Bryan Cooper suffered "the worst fracture I have ever seen"
Published 14/03/2014 | 13:30
Bryan Cooper's leg-break was yesterday described as "the worst fracture I have ever seen in a lower limb" by Dr. Adrian McGoldrick, Chief Medical Officer of the Turf Club.
The Kerry jockey, who's season ended with a wretched fall on Clarcam last Wednesday, has been transferred to Frenchay hospital in Bristol where he today (Friday) underwent secondary surgery on the fracture.
Cooper is expected to remain in England for the next 7-10 days as surgeons monitor the early stages of his recovery before releasing him to the likely care of Mr David Moore in Tallaght Hospital.
The 21-year-old Gigginstown Stud reserved rider faces a lengthy absence from the saddle, though McGoldrick did stress "He will be back racing,that's the bottom line."
Admitting that Cooper's injury required complex surgery, he explained: "It's what we call a compound fracture, a combination of it (the bone) coming through the skin, but there were multiple fragments too, which is the nature of a fall at that speed.
"It's very much like you see with motorcyclists who come off motorbikes at high speed, but he got fantastic care on track from the team of doctors here and in Gloucester Hospital where Mr Curran is the leading surgeon in that area. Likewise he's gone down now under Mr Kelly at Frenchay overnight, so I'm very happy with the people taking care of him."
McGoldrick visited Cooper on Thursday night, revealing "They cleaned it and stabilised the leg. They did an angiogram to test his circulation which was perfect and then he was transferred to Frenchay last evening for further surgery.

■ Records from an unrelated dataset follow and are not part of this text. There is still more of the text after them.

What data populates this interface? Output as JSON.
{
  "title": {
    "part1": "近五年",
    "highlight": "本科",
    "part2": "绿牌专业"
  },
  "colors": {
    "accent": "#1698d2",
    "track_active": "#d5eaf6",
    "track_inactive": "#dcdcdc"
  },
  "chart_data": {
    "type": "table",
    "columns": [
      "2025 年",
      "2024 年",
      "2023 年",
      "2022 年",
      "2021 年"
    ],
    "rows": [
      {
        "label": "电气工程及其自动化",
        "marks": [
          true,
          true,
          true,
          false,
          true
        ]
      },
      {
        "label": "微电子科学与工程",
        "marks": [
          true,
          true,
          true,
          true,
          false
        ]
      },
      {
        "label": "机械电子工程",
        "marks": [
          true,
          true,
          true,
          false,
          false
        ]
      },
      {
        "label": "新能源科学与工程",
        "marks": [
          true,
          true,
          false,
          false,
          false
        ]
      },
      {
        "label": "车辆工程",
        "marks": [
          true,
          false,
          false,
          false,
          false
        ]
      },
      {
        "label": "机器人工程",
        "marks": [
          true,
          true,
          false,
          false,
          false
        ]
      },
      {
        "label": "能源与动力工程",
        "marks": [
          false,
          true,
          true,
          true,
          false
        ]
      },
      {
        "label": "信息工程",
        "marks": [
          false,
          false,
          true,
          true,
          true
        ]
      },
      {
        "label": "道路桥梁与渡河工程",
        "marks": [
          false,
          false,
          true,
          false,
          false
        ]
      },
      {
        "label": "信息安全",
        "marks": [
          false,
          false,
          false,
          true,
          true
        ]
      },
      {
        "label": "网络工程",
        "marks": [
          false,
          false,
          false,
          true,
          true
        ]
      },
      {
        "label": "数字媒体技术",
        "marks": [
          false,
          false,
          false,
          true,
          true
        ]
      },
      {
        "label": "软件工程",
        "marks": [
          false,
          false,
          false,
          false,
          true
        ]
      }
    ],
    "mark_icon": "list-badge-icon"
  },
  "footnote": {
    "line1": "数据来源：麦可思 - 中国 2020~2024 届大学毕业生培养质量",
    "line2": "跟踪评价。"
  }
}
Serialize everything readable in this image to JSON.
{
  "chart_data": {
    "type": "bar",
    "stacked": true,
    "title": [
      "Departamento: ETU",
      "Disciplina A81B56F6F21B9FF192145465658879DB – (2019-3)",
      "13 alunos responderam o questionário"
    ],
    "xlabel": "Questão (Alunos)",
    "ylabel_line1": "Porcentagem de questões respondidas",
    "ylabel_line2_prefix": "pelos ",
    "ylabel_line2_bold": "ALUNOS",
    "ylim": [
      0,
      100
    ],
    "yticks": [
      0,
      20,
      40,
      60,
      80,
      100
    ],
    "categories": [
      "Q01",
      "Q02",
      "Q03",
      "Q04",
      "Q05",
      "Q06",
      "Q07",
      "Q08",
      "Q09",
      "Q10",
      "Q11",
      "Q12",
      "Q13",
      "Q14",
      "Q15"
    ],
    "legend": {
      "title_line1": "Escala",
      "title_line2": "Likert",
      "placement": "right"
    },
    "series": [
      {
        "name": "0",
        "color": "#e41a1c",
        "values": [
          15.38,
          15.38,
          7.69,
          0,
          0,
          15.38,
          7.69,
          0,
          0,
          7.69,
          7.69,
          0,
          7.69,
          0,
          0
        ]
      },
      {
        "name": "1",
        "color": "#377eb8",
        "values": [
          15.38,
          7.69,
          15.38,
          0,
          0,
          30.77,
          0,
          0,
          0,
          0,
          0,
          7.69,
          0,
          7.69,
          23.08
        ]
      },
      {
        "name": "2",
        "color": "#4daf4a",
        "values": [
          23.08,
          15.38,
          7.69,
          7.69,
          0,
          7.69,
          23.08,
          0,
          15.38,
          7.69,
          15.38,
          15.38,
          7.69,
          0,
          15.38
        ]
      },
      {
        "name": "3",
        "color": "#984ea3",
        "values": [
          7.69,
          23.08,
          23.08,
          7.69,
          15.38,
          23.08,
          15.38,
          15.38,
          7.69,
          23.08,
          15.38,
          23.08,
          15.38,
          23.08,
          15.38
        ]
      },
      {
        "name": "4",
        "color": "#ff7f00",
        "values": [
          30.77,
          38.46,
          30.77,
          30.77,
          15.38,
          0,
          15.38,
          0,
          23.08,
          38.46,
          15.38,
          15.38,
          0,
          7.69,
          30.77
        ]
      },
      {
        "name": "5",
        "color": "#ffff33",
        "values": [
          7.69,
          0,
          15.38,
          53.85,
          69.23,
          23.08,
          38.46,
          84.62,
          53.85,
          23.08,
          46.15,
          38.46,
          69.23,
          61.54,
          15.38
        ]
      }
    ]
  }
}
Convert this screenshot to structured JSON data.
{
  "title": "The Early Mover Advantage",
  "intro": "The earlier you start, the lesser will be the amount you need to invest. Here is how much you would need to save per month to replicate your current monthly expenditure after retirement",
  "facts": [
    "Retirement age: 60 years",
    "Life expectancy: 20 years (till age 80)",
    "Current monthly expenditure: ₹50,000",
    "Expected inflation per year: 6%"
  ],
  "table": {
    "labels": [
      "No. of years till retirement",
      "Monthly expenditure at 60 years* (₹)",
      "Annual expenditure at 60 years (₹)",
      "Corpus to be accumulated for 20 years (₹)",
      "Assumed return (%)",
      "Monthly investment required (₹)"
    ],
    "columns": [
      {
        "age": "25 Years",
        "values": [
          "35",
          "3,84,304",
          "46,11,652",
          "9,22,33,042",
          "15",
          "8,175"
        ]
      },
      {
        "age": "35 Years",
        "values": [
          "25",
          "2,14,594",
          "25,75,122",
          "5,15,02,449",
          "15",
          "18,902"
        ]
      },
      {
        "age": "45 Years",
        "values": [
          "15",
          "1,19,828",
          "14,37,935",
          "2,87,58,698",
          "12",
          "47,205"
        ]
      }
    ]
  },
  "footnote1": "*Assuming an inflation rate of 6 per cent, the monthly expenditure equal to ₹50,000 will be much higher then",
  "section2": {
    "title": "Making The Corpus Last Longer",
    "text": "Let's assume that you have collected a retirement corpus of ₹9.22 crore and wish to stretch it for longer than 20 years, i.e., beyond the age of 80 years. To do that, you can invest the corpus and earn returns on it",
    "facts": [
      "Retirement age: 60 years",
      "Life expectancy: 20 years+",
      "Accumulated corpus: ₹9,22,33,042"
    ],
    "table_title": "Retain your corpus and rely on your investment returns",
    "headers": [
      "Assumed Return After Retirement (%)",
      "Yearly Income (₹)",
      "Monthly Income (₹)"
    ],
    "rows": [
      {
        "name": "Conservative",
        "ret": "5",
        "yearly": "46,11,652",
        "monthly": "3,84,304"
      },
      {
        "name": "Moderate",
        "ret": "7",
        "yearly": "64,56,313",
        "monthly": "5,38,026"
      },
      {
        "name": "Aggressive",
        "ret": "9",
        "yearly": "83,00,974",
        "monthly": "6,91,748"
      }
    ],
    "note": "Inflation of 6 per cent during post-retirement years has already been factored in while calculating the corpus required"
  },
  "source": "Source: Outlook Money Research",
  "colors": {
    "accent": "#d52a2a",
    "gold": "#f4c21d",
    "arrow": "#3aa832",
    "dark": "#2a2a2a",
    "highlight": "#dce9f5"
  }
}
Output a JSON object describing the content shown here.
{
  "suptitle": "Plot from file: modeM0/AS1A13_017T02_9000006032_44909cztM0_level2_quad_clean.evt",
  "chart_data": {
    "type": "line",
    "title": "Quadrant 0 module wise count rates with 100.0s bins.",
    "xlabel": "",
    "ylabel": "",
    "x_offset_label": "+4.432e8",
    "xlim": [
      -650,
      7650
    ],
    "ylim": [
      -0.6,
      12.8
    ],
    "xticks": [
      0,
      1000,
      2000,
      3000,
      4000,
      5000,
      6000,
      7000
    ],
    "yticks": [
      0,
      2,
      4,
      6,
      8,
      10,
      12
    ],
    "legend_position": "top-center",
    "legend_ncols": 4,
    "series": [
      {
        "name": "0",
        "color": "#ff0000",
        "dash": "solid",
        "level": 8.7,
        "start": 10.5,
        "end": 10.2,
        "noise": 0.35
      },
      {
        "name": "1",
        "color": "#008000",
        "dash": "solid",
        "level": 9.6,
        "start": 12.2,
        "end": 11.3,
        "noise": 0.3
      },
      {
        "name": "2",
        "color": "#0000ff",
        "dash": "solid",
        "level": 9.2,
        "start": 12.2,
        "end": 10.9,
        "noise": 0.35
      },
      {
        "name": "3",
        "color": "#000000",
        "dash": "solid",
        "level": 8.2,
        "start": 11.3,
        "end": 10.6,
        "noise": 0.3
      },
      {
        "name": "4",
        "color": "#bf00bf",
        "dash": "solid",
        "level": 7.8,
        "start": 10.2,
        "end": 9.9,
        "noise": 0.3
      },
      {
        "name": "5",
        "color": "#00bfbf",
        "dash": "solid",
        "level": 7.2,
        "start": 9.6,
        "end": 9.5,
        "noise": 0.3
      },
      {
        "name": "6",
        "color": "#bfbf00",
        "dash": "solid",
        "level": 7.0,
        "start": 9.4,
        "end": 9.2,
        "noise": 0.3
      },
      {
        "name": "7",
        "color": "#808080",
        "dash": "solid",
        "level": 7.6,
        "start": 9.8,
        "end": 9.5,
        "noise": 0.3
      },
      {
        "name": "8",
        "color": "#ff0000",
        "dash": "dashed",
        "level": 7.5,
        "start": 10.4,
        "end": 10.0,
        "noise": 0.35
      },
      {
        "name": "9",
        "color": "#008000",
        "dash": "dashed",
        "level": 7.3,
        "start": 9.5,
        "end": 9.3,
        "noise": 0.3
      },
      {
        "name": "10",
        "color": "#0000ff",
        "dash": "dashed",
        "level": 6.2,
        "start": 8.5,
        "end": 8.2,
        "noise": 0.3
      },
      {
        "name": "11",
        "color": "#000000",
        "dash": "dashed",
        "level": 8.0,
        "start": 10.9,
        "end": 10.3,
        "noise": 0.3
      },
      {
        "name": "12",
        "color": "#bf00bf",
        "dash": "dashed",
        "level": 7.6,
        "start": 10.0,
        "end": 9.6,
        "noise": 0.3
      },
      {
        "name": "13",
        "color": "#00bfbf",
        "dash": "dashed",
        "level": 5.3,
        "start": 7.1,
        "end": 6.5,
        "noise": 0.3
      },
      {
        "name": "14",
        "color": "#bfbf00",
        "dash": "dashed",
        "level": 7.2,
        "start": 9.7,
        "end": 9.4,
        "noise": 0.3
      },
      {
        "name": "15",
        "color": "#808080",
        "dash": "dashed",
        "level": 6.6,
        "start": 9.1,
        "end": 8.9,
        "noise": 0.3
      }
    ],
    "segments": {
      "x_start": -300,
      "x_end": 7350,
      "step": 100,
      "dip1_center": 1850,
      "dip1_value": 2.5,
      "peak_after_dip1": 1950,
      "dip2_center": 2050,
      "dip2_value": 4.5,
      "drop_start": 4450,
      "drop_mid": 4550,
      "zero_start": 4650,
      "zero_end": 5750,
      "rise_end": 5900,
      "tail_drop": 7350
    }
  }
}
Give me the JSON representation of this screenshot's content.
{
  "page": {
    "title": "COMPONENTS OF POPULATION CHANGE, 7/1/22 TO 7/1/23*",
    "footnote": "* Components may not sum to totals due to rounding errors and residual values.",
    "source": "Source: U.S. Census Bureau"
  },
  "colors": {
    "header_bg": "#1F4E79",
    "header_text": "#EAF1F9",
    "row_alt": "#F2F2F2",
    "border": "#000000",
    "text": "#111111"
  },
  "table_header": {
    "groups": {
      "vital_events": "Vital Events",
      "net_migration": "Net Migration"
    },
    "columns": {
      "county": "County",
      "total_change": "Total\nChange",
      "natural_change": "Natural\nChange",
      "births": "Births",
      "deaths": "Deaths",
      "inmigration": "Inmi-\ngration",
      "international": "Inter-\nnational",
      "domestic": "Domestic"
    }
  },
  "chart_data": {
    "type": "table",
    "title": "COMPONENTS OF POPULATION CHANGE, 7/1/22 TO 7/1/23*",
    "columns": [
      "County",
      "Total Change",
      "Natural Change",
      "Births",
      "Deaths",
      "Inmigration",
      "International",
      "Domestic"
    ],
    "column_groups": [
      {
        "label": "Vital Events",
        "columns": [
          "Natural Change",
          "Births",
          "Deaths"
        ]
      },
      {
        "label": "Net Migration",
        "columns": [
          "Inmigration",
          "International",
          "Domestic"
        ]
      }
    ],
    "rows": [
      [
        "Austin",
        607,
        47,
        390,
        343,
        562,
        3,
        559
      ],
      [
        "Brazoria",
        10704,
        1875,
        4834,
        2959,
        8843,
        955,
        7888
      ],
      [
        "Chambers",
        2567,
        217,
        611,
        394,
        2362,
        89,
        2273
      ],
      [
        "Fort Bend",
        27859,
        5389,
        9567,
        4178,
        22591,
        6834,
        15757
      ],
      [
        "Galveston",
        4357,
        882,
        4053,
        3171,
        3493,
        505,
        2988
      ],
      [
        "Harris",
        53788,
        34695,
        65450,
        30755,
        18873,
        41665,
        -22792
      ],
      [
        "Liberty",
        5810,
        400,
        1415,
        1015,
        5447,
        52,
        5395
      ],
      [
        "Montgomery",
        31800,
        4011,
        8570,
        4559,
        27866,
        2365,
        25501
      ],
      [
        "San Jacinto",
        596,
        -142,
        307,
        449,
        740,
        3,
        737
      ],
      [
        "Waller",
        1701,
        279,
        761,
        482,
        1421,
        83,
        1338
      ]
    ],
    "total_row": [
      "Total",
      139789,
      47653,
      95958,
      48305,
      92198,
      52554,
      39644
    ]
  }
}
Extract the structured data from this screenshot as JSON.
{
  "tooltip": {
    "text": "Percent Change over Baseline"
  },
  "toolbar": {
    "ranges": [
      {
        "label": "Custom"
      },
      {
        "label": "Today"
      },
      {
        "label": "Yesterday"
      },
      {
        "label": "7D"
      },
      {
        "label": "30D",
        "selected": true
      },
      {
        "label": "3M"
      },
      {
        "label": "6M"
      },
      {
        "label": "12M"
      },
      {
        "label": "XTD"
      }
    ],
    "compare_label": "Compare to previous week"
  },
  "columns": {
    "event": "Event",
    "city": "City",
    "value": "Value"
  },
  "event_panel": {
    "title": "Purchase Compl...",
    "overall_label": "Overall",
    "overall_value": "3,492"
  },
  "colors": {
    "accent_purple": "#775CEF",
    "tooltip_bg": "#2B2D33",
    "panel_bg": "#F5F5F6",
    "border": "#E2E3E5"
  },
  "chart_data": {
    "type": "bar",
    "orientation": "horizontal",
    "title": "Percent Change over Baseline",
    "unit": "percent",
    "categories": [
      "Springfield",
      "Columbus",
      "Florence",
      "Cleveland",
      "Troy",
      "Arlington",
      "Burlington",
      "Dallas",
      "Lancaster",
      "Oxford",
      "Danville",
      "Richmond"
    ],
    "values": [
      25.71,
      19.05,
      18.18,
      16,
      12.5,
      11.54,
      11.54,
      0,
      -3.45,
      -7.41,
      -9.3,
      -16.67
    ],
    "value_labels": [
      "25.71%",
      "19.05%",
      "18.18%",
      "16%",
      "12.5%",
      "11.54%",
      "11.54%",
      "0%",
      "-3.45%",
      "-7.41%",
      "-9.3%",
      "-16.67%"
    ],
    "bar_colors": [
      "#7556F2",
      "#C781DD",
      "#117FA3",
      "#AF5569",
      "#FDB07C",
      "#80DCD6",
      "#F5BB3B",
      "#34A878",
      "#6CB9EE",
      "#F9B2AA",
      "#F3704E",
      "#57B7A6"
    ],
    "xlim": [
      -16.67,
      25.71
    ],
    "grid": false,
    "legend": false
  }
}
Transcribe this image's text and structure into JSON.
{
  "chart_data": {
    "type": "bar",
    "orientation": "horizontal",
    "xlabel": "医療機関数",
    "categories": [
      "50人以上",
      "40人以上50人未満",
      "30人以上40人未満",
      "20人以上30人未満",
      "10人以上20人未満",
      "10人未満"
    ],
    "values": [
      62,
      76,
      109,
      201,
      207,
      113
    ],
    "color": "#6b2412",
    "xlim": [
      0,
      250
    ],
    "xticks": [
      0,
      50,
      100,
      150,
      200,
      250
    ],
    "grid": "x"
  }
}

"He'll have an external fixator put on today and he'll have bone grafting done to stabilise his leg. It will be very much the same type of procedure that Ruby Walsh had done in Belfast following his fall in Down Royal. So he will be in Frenchay for about ten days and then we'll take him back home and I would expect that we will have him followed up by Mr David Moore in Tallaght Hospital who is the Irish expert in that area."
Asked how long he was likely to be out of the saddle, McGoldrick observed "It's much much too early to say. It's a very nasty injury.
"We'll have some idea this evening after the secondary surgery but even then he'll obviously have to have x-rays over the next couple of months to see how the bone's heeling and then we'll have a better idea of how he is doing."